I'm somewhere between XC and novice trail. I like long days out in the British country side but also like to dick around on the trails. Does the Rosco also work well on the road as well as the trail? I like the idea of having the dropper post and bigger tyres but suspect this combine with the 1x11 would make it really difficult on a long day out. What are you thoughts?


----------



## John_Mac (Jan 9, 2018)

Gordon, I've got the Roscoe 9 (which is available in the UK) as my do-it-all bike. It handles roads fine albeit not at the pace that a 2-by bike could due to gearing, but where it shines is on climbs with some proper granny gears that help your legs keep churning. The plus size tyres (2.8" rather than 3.0" mentioned in the article) also eliminate any concerns over drain grid gaps (the enemy of skinnier hybrid/roadie tyres) and roll over most things with ease. Speaking of roll over, given the plus size tyres, some will say that they roll like 29ers rather than 27.5, but all I can say is that I have not had one single bad ride or found fault with the bike at all so far.


----------



## r1Gel1 (Apr 23, 2010)

The Trek website lists the X-Caliber's BB as being lower than the Roscoe's. So the statement about trail hardtails being lower than their XC counterparts isn't correct in this case.


----------



## r1Gel1 (Apr 23, 2010)

Just found this on the Q&A portion of the X-Caliber on the Trek website:

Can you swap wheels between 29 and 27.5 plus like on the roscoe models? What is the maximum tire witdh.
Verified Reply - Luke @ Trek
No, this is not recommended. The tires will not fit in the frames that already use 27.5" tires.
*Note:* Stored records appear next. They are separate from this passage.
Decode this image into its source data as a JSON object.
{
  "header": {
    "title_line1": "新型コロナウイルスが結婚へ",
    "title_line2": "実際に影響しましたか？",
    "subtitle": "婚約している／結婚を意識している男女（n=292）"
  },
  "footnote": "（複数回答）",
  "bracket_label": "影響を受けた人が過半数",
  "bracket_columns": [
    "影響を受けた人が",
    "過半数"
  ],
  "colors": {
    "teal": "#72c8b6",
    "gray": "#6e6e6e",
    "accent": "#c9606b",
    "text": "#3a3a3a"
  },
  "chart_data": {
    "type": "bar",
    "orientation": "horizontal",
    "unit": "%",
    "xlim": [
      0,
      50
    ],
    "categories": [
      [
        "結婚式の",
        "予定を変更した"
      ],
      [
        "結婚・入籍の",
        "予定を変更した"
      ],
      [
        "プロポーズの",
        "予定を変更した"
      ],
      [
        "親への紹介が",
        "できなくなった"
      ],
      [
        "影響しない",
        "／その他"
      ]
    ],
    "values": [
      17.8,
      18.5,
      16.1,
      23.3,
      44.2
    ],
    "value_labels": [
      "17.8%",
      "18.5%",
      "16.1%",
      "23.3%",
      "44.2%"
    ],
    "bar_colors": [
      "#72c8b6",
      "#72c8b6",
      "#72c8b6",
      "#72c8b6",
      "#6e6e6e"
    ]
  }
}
The 29er X-caliber has less fork travel than the Roscoe which will make the bottom bracket height too low for ideal riding performance if the X-caliber were to use 27.5+ wheels. 2.4" tires are the maximum recommended tire width for both the 27.5 and 29er X-caliber bikes.

So apparently, the X-Caliber and Roscoe frames are not the same frame.


----------



## tom28 (May 13, 2018)

yes you can swap wheel sizes the boost 141 is the same as 148 but with quick release
trek has wheel sets ready to go


----------



## Ricardo_Torrado. (Aug 16, 2018)

Me hice a la roscoe 8, y es destacada su respuesta en caminos difíciles y descensos pedregosos. La supensión es poderosa y la transmisión suave y fiable. La estética es impresionante, generando comentarios de los compañeros de ruta. El precio es mucho menor al de la competencia, y destaca en componentes frente a esta.


----------



## Josh14 (Feb 29, 2020)

Awesome review. I recently got a roscoe 7. I love it. For what it is meant for it is incredible. Great traction. Smooth ride. Fun bike. I love riding it in the snow. 
I am considering an x caliber 9 vs marlin 7 vs verv 3. I want it to be very fast, responsive and comfortable for mostly pavement and some light cc trail. It would replace my 2009 trek 6000 series mtb with 26x 2" wheels. It would also be used to pull a trek tag along. any suggestions? How does the xcaliber do on roots and rocks vs the marlin 7. I imagine the 29er xcaliber wheels will blow my 6000 series 26"wheels out of the water when it comes to overall speed? will the xcaliber be as nimble as my 6000 series or will it handle more like my roscoe 7? Will the xcaliber be as fast and responsive as a verv 3 on pavement?


----------



## Fernando3 (Mar 29, 2020)

Estas seguro? Tengo una x caliber y el dato me sirve mucho para un futuro


----------



## shwndh (Nov 20, 2004)

r1Gel1 said:


> Just found this on the Q&A portion of the X-Caliber on the Trek website:
> 
> Can you swap wheels between 29 and 27.5 plus like on the roscoe models? What is the maximum tire witdh.
> Verified Reply - Luke @ Trek
> ...


Late, but this is bad info. It's the same frame. What he's trying to say is, the fork needs to match the wheel setup to keep the intended geometry.


----------